Working example with curl file input:

curl -v --digest --user dba:dba --request PUT --header "content-type:application/n-triples" --get "http://nas.example.org:8891/sparql-graph-crud-auth" --data-urlencode "graph=http://dark-horse.example.org/graph/energy" --upload-file energy-cube.nt

*   Trying 192.168.1.254...
* TCP_NODELAY set
* Connected to nas.example.org (192.168.1.254) port 8891 (#0)
* Server auth using Digest with user 'dba'
> PUT /sparql-graph-crud-auth?graph=http%3A%2F%2Fdark-horse.example.org%2Fgraph%2Fenergy HTTP/1.1
> Host: nas.example.org:8891
> User-Agent: curl/7.58.0
> Accept: */*
> content-type:application/n-triples
> Content-Length: 0
> 
< HTTP/1.1 401 Unauthorized
< Server: Virtuoso/07.20.3215 (Linux) x86_64-pc-linux-gnu  
< Connection: close
< Content-Type: text/html; charset=UTF-8
< Date: Sun, 16 Sep 2018 11:20:00 GMT
< Accept-Ranges: bytes
< WWW-Authenticate: Digest realm="SPARQL", domain="/sparql-graph-crud-auth", nonce="627a5be772185fa7f69249f7b44aa1ac", opaque="5ebe2294ecd0e0f08eab7690d2a6ee69", stale="false", qop="auth", algorithm="MD5"
< Content-Length: 0
< 
* Closing connection 0
* Issue another request to this URL: 'http://nas.example.org:8891/sparql-graph-crud-auth?graph=http%3A%2F%2Fdark-horse.example.org%2Fgraph%2Fenergy'
* Hostname nas.example.org was found in DNS cache
*   Trying 192.168.1.254...
* TCP_NODELAY set
* Connected to nas.example.org (192.168.1.254) port 8891 (#1)
* Server auth using Digest with user 'dba'
> PUT /sparql-graph-crud-auth?graph=http%3A%2F%2Fdark-horse.example.org%2Fgraph%2Fenergy HTTP/1.1
> Host: nas.example.org:8891
> Authorization: Digest username="dba", realm="SPARQL", nonce="627a5be772185fa7f69249f7b44aa1ac", uri="/sparql-graph-crud-auth?graph=http%3A%2F%2Fdark-horse.example.org%2Fgraph%2Fenergy", cnonce="OWU1OWYwY2FjY2RjMWJiNWUxZWQ4NWIzYWRlM2NkNzU=", nc=00000001, qop=auth, response="eb19b99562176e828217b89e6dbd136d", opaque="5ebe2294ecd0e0f08eab7690d2a6ee69", algorithm="MD5"
> User-Agent: curl/7.58.0
> Accept: */*
> content-type:application/n-triples
> Content-Length: 19273583
> Expect: 100-continue
> 
< HTTP/1.1 100 Continue
* We are completely uploaded and fine
< HTTP/1.1 201 Created
< Server: Virtuoso/07.20.3215 (Linux) x86_64-pc-linux-gnu  
< Connection: Keep-Alive
< Content-Type: text/html; charset=UTF-8
< Date: Sun, 16 Sep 2018 11:20:01 GMT
< Accept-Ranges: bytes
< Content-Length: 0
< 
* Connection #1 to host nas.example.org left intact
TallTed commented 6 years ago

First thing I notice is that you're running a rather elderly Virtuoso 07.20.3215 (from before 2016-05-20).

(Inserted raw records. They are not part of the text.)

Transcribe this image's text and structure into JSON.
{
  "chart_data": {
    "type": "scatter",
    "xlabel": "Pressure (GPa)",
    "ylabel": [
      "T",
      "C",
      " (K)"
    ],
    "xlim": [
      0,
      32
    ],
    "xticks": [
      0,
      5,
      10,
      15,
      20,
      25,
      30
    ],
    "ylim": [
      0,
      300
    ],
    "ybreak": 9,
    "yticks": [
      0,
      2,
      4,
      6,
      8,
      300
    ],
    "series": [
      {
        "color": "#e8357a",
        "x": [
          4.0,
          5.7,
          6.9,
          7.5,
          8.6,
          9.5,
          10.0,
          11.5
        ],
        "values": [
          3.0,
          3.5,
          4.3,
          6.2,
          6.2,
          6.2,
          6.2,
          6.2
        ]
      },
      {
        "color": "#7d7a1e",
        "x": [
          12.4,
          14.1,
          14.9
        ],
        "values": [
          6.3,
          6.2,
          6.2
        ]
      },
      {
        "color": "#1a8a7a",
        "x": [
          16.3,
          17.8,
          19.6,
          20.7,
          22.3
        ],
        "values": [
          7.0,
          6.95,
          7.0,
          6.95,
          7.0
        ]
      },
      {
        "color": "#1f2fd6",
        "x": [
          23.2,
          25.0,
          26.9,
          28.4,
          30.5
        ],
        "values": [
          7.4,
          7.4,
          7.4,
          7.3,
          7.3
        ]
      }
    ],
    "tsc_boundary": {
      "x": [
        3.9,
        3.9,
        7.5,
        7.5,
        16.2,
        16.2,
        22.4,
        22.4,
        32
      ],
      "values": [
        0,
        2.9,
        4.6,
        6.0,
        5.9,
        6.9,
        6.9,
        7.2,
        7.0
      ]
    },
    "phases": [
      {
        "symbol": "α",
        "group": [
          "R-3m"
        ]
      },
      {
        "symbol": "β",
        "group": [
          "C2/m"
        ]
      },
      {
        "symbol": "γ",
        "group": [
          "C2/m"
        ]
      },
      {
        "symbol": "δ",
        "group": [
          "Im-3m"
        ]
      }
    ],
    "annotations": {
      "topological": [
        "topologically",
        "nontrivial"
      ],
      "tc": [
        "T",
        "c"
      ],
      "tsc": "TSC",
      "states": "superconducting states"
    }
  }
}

Can you test this scenario with a build from the latest /stable/7 (7.2.5.1 a/k/a 7.20.3229) or current /develop/7 (7.2.6-dev a/k/a 7.20.3229+) branches? Updating to one of these versions is strongly recommended in any case.

roelj commented 6 years ago

The exact same problem occurs with the 7.2.5.1 release as described in issue #764 . So, when specifying Transfer-Encoding: chunked, Virtuoso returns 201 Created without adding the data.

bergos commented 6 years ago

I tried again with the 7.2.5.1 docker image and also made my own image based on commit 120e9021074b526da434b827cfab9d57189c0a64. Same result for both cases.